The business address of CSG is Paradeplatz 8, P.O. Box 1, CH 8070 Zurich, Switzerland. CSG, for purposes of the federal securities laws, may be deemed ultimately to control the Bank and the Reporting Person. CSG, its executive officers and directors, and its direct and indirect subsidiaries (including those subsidiaries that constitute the Private Banking and Wealth Management Division (other than the AI Business and the U.S. PCS Business)) may beneficially own securities to which this Form 4 relates and such securities are not reported in this Form 4. CSG disclaims beneficial ownership of securities beneficially owned by its direct and indirect subsidiaries, including the Reporting Person. The Private Banking and Wealth Management Division (other than the AI Business and the U.S. PCS Business) disclaims beneficial ownership of securities beneficially owned by the Reporting Person. The Reporting Person disclaims beneficial ownership of securities beneficially owned by CSG and the Private Banking and Wealth Management Division (other than the AI Business and the U.S. PCS Business).

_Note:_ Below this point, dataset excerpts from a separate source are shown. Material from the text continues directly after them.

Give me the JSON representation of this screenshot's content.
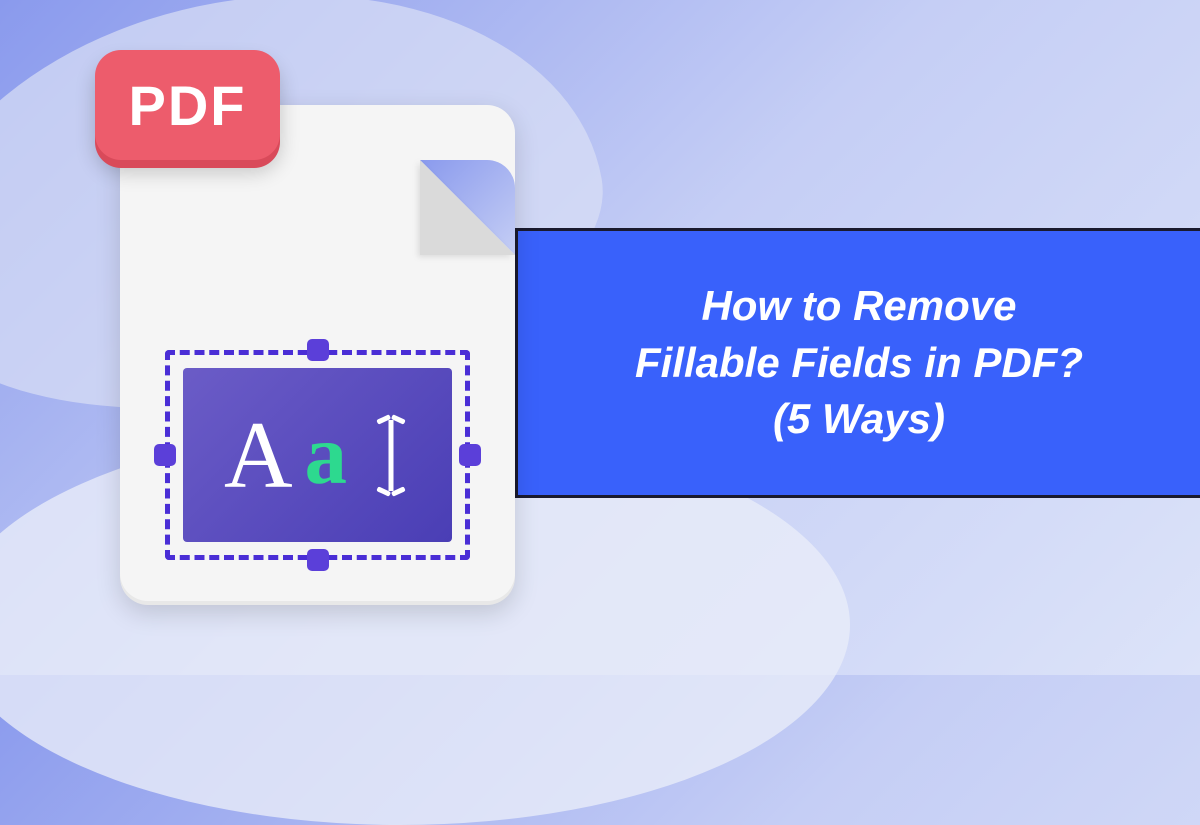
{
  "banner": {
    "title_line1": "How to Remove",
    "title_line2": "Fillable Fields in PDF?",
    "title_line3": "(5 Ways)"
  },
  "badge": {
    "label": "PDF"
  },
  "field_preview": {
    "sample_upper": "A",
    "sample_lower": "a"
  },
  "colors": {
    "banner_bg": "#3961fb",
    "badge_bg": "#ed5c6c",
    "accent_purple": "#5b3fd9",
    "accent_green": "#2dd98f"
  }
}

(2) The Series Four Senior Preferred Stock had no expiration date and converted automatically into one share of Common Stock of the Issuer upon the closing of the initial public offering of the Issuer, without payment of further consideration.
(3) Consists of (a) 216,209 shares held by CSFB-EP; (b) 60,436 shares held by CSFB Bermuda; and (c) 208 shares held by CSFB U.S.
(4) The Series Five Junior Preferred Stock had no expiration date and converted automatically into one share of Common Stock of the Issuer upon the closing of the initial public offering of the Issuer, without payment of further consideration.
(5) Consists of (a) 1,543,400 shares held by CSFB-EP; (b) 431,419 shares held by CSFB Bermuda; (c) 1,489 shares held by CSFB U.S.; (d) 3,487 shares held by EMA Private 1999; and (e) 234 shares held by CSFB Finders.